Overview

Widespread accessibility of wearable sensing devices opens many possibilities for tracking the users who wear them. Possible applications range from measuring their exercise patterns and checking on their health, to determining their location. In this documentation we will use the term context-recognition for all these tasks.

A common problem when using such context-recognition systems is their impact on the battery life of the sensing device. It is easy to imagine that an application that monitors users’ habits using all the sensors in a smartphone (accelerometer, GPS, Wi-Fi etc.) will quickly drain the phone’s battery, making it useless in practice.

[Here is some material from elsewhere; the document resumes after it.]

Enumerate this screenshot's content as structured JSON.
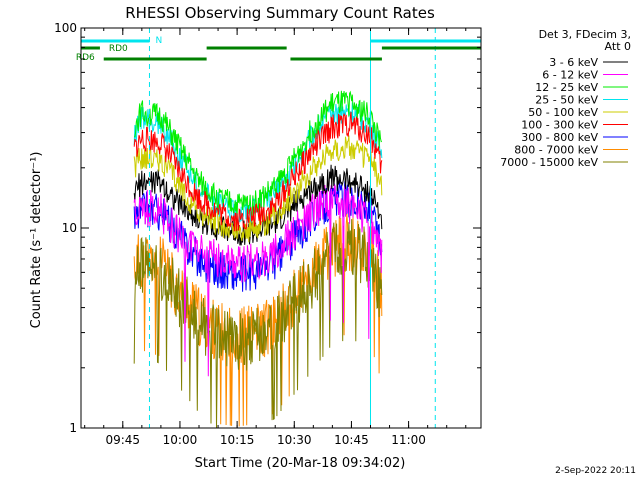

While many methods for reducing the energy-consumption of a context-recognition system already exist, most of them are specialized. They work either in a specific domain or can only optimize the energy consumption of specific sensors. Adapting these methods to another domain can be laborious and may require a lot of expert knowledge and experimentation.

We developed three novel methods for generating good energy-efficient solutions that are independent of the domain and can easily be used to optimize a wide range of context-recognition tasks. The first method, “”Setting-to-Context Assignment (SCA)” changes the sensing settings – which sensors to use, with what frequency, what duty cycles to use etc. – depending on what context was last detected. To do so, we developed a mathematical model that can predict the performance of any given setting-to-context assignment. The SCA method then uses the NSGA-II algorithm to search the space of possible assignments, finding the best ones. The second method, “Duty-Cycle-Assignment (DCA)” works in a similar way to the SCA method, but is specialized in optimizing only duty-cycling, i.e., periodically turning the sensors on and off. This specialization can be justified by the fact that duty-cycling is useful in basically all context-recognition tasks.

Finally, the “Cost-Sensitive Decision-Tree (CS-DT)” method adapts sensing settings directly to the sensor data. It works by using a cost-sensitive decision tree that was adapted for context-recognition tasks. All three methods were then combined in three different ways in order to join their individual strengths. These combined methods can adapt to both the current context and to the sensor data.

Instead of returning only one solution, all of our methods can find different trade-offs between the classification quality and the energy consumption. Returning these trade-offs can help the system designer to pick one suitable for their system.

The methods are explained and in depth in PhD work <Insert a link>. The methodology was also tested on four different real-life datasets, and on a family of artificial datasets. Doing so, we proved that it works under many different conditions, with different possible settings, sensors and problem domains. We also showed that our methods compare favourably against other state-of-the-art methods. For each of the tested datasets we found many energy-efficient solutions. For example, for the Commodity12 dataset, we reduced the energy consumption from 123 mA to 29 mA in exchange for less than 1 percentage point of accuracy. For another example, we were able to use only 5% of the available data in the SHL dataset (by using a lower frequency, duty-cycling and a subset of sensors) and in exchange sacrifice only 5% of the accuracy.